Не спалось ему в эту ночь: звучали в памяти незнакомые слова, стучась в сердце, как озябшие птицы в стекло окна; чётко и ясно стояло перед ним доброе лицо женщины, а за стеною вздыхал ветер, тяжёлыми шматками падал снег с крыши и деревьев, словно считая минуты, шлёпались капли воды, оттепель была в ту ночь.
Задремав, он видел непонятные сны: летают в поле над лысыми холмами серые тени и безответно стонут:
Идёт Маркуша, весь обвешанный клетками, ухмыляется и бормочет:
— А я про что баю?
А на одном холме, обнажённом от снега ветрами, израненном трещинами, распластался кто-то и кричит:
— Это — не так, — не так!
Запели петухи сырыми голосами, закаркали вороны, в монастыре ударили к заутрене, — маленький колокол кричал жидко и неубедительно.
Матвей, не открывая глаз, полежал ещё с полчаса, потом босой подошёл к окну и долго смотрел в медленно таявшие сумерки утра, на обмякший, рыхлый снег.
«За утреню пойти, что ли?» — спросил он себя и вспомнил, как года три тому назад, жарким летним вечером, Наталья, хитро улыбаясь, сунула ему бумажку, шепнув:
— Возьми-ка гостинчик, Матвей Савельич!
Он развернул листок и прочитал кудряво написанные слова:
«Ежели вы можете сохранить секрет, то сегодня после одиннадцати часов подойдите к монастырскому забору, где черёмуха, вам скажут его, очень важное».
«Клирошанки балуются», — не удивясь, подумал он тогда.
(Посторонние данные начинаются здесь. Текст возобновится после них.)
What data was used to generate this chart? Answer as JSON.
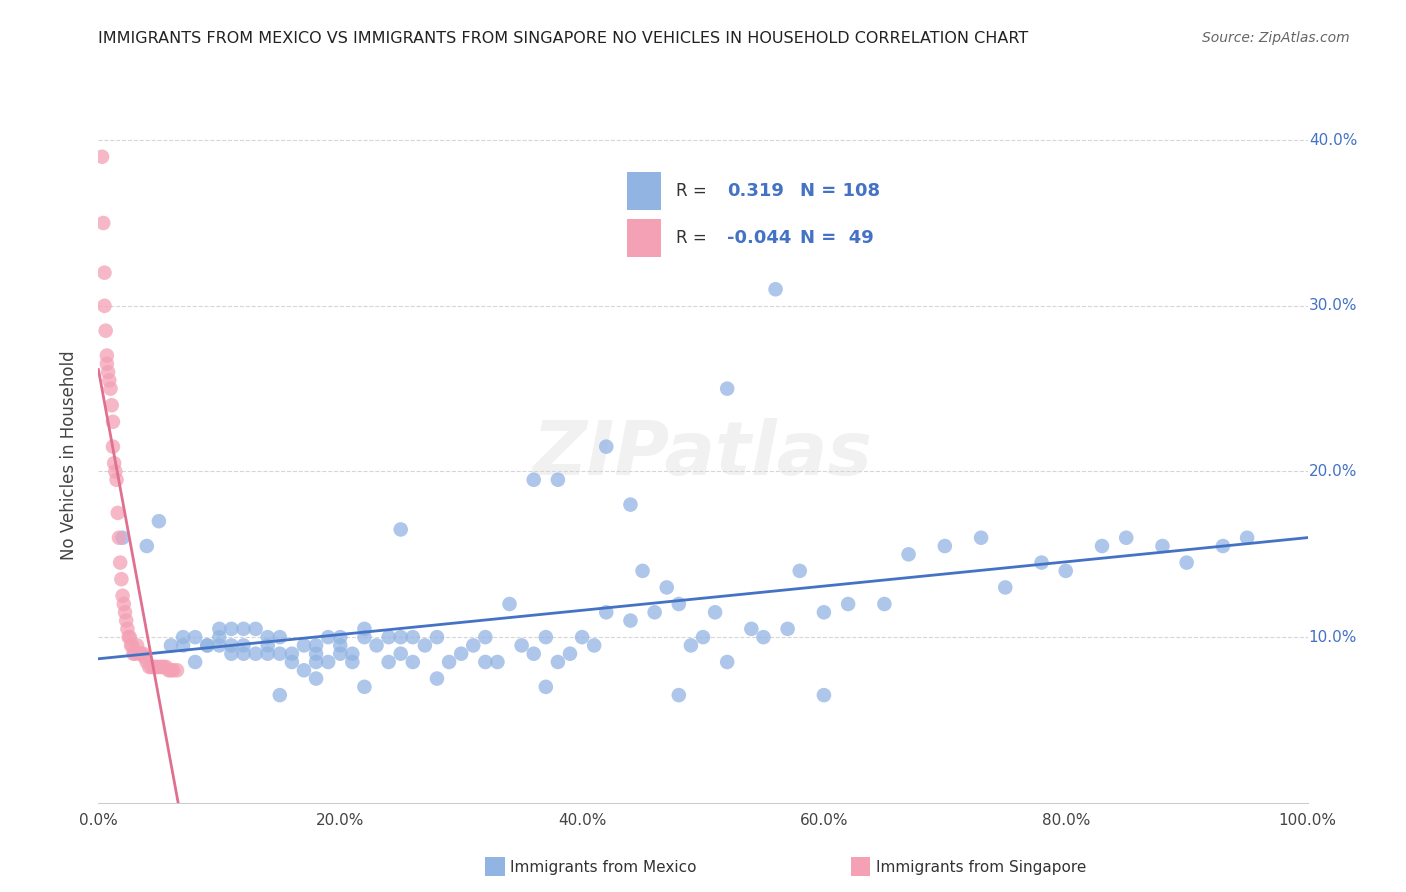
{
  "title": "IMMIGRANTS FROM MEXICO VS IMMIGRANTS FROM SINGAPORE NO VEHICLES IN HOUSEHOLD CORRELATION CHART",
  "source": "Source: ZipAtlas.com",
  "ylabel": "No Vehicles in Household",
  "xlim": [
    0,
    1.0
  ],
  "ylim": [
    0,
    0.42
  ],
  "xtick_labels": [
    "0.0%",
    "20.0%",
    "40.0%",
    "60.0%",
    "80.0%",
    "100.0%"
  ],
  "ytick_labels": [
    "10.0%",
    "20.0%",
    "30.0%",
    "40.0%"
  ],
  "ytick_values": [
    0.1,
    0.2,
    0.3,
    0.4
  ],
  "xtick_values": [
    0.0,
    0.2,
    0.4,
    0.6,
    0.8,
    1.0
  ],
  "color_mexico": "#92b4e3",
  "color_singapore": "#f4a0b5",
  "color_line_mexico": "#4472c4",
  "color_line_singapore": "#e07090",
  "watermark": "ZIPatlas",
  "legend1_label": "Immigrants from Mexico",
  "legend2_label": "Immigrants from Singapore",
  "r1": "0.319",
  "n1": "108",
  "r2": "-0.044",
  "n2": "49",
  "mexico_x": [
    0.02,
    0.04,
    0.05,
    0.06,
    0.07,
    0.07,
    0.08,
    0.08,
    0.09,
    0.09,
    0.1,
    0.1,
    0.1,
    0.11,
    0.11,
    0.11,
    0.12,
    0.12,
    0.12,
    0.13,
    0.13,
    0.14,
    0.14,
    0.14,
    0.15,
    0.15,
    0.16,
    0.16,
    0.17,
    0.17,
    0.18,
    0.18,
    0.18,
    0.19,
    0.19,
    0.2,
    0.2,
    0.2,
    0.21,
    0.21,
    0.22,
    0.22,
    0.23,
    0.24,
    0.24,
    0.25,
    0.25,
    0.26,
    0.26,
    0.27,
    0.28,
    0.29,
    0.3,
    0.31,
    0.32,
    0.33,
    0.34,
    0.35,
    0.36,
    0.37,
    0.38,
    0.39,
    0.4,
    0.41,
    0.42,
    0.44,
    0.45,
    0.46,
    0.47,
    0.48,
    0.49,
    0.5,
    0.51,
    0.52,
    0.54,
    0.55,
    0.57,
    0.58,
    0.6,
    0.62,
    0.65,
    0.67,
    0.7,
    0.73,
    0.75,
    0.78,
    0.8,
    0.83,
    0.85,
    0.88,
    0.9,
    0.93,
    0.95,
    0.52,
    0.42,
    0.36,
    0.48,
    0.6,
    0.37,
    0.22,
    0.28,
    0.18,
    0.25,
    0.32,
    0.44,
    0.56,
    0.38,
    0.15
  ],
  "mexico_y": [
    0.16,
    0.155,
    0.17,
    0.095,
    0.1,
    0.095,
    0.1,
    0.085,
    0.095,
    0.095,
    0.095,
    0.1,
    0.105,
    0.105,
    0.095,
    0.09,
    0.095,
    0.09,
    0.105,
    0.09,
    0.105,
    0.095,
    0.09,
    0.1,
    0.09,
    0.1,
    0.09,
    0.085,
    0.095,
    0.08,
    0.085,
    0.09,
    0.095,
    0.085,
    0.1,
    0.09,
    0.095,
    0.1,
    0.085,
    0.09,
    0.105,
    0.1,
    0.095,
    0.085,
    0.1,
    0.09,
    0.1,
    0.1,
    0.085,
    0.095,
    0.1,
    0.085,
    0.09,
    0.095,
    0.1,
    0.085,
    0.12,
    0.095,
    0.09,
    0.1,
    0.085,
    0.09,
    0.1,
    0.095,
    0.115,
    0.11,
    0.14,
    0.115,
    0.13,
    0.12,
    0.095,
    0.1,
    0.115,
    0.085,
    0.105,
    0.1,
    0.105,
    0.14,
    0.115,
    0.12,
    0.12,
    0.15,
    0.155,
    0.16,
    0.13,
    0.145,
    0.14,
    0.155,
    0.16,
    0.155,
    0.145,
    0.155,
    0.16,
    0.25,
    0.215,
    0.195,
    0.065,
    0.065,
    0.07,
    0.07,
    0.075,
    0.075,
    0.165,
    0.085,
    0.18,
    0.31,
    0.195,
    0.065
  ],
  "singapore_x": [
    0.003,
    0.004,
    0.005,
    0.005,
    0.006,
    0.007,
    0.007,
    0.008,
    0.009,
    0.01,
    0.011,
    0.012,
    0.012,
    0.013,
    0.014,
    0.015,
    0.016,
    0.017,
    0.018,
    0.019,
    0.02,
    0.021,
    0.022,
    0.023,
    0.024,
    0.025,
    0.026,
    0.027,
    0.028,
    0.029,
    0.03,
    0.032,
    0.034,
    0.035,
    0.037,
    0.038,
    0.04,
    0.042,
    0.044,
    0.046,
    0.048,
    0.05,
    0.052,
    0.054,
    0.056,
    0.058,
    0.06,
    0.062,
    0.065
  ],
  "singapore_y": [
    0.39,
    0.35,
    0.32,
    0.3,
    0.285,
    0.27,
    0.265,
    0.26,
    0.255,
    0.25,
    0.24,
    0.23,
    0.215,
    0.205,
    0.2,
    0.195,
    0.175,
    0.16,
    0.145,
    0.135,
    0.125,
    0.12,
    0.115,
    0.11,
    0.105,
    0.1,
    0.1,
    0.095,
    0.095,
    0.09,
    0.09,
    0.095,
    0.09,
    0.09,
    0.09,
    0.088,
    0.085,
    0.082,
    0.082,
    0.082,
    0.082,
    0.082,
    0.082,
    0.082,
    0.082,
    0.08,
    0.08,
    0.08,
    0.08
  ]
}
Весь город знал, что в монастыре балуют; сам исправник Ногайцев говорил выпивши, будто ему известна монахиня, у которой груди на редкость неровные: одна весит пять фунтов, а другая шесть с четвертью. Но ведь «не согрешив, не покаешься, не покаявшись — не спасёшься», балуют — за себя, а молятся день и ночь — за весь мир.
Он пошёл на зов неохотно, больше с любопытством, чем с определённым желанием, а придя к месту, лёг на тёплую землю и стал смотреть в щель забора. Ночь была лунная, в густом монастырском саду, покрытом тенями, лежала дремотная тишина; вдруг одна тень зашевелилась, зашуршала травою и чёрная, покачиваясь, подошла к забору. По росту и походке он сразу догадался, что это странноприемница Раиса, женщина в годах и сильно пьющая, вспомнил, что давно уже её маленькие, заплывшие жиром глаза при встречах с ним сладко щурились, а по жёлтому лицу, точно масло по горячему блину, расплывалась назойливая усмешка, вспомнил — и ему стало горько и стыдно.
Не отзываясь на вздохи и кашель, не смея встать и уйти, он пролежал под забором до утра так неподвижно, что на заре осторожная птичка, крапивник, села на ветку полыни прямо над лицом его и, лишь увидав открытые глаза, пугливо метнулась прочь, в корни бурьяна.
Потом вспомнилось, как городская сваха Бобиха приходила сватать ему порченых невест: были среди них косенькие, шепелявые, хроменькие, а одна с приданым, со младенцем. Когда он сказал Бобихе:
— Что ты мне каких сватаешь?
— А каких, свет?
— Да с изъянцем всё…
Дерзкая, избалованная старуха, подмигивая, ответила:
— По купцу, свет, и товар! Думаешь, город забыл про мачеху-то? Ой, нет! У города память крепкая!
И затряслась, охваченная тихоньким, скверным смешком.
…Он простоял у окна вплоть до времени, когда все в доме встали, спешно умылся, оделся, пошёл в кухню, отворил дверь и встал на пороге. Сидя за столом, Маркуша держал Борю меж колен, говоря ему:
— Язычник, значить? Она у тебя скажеть! Это, стало быть, ябедник, али говорю много — язычник-то? Да, миляга, я всякого могу заговорить, от меня не спасёшься! А ты вот спроси-ка её, как надобно бородавки лечить? Вон она у тебя, бородавка-то!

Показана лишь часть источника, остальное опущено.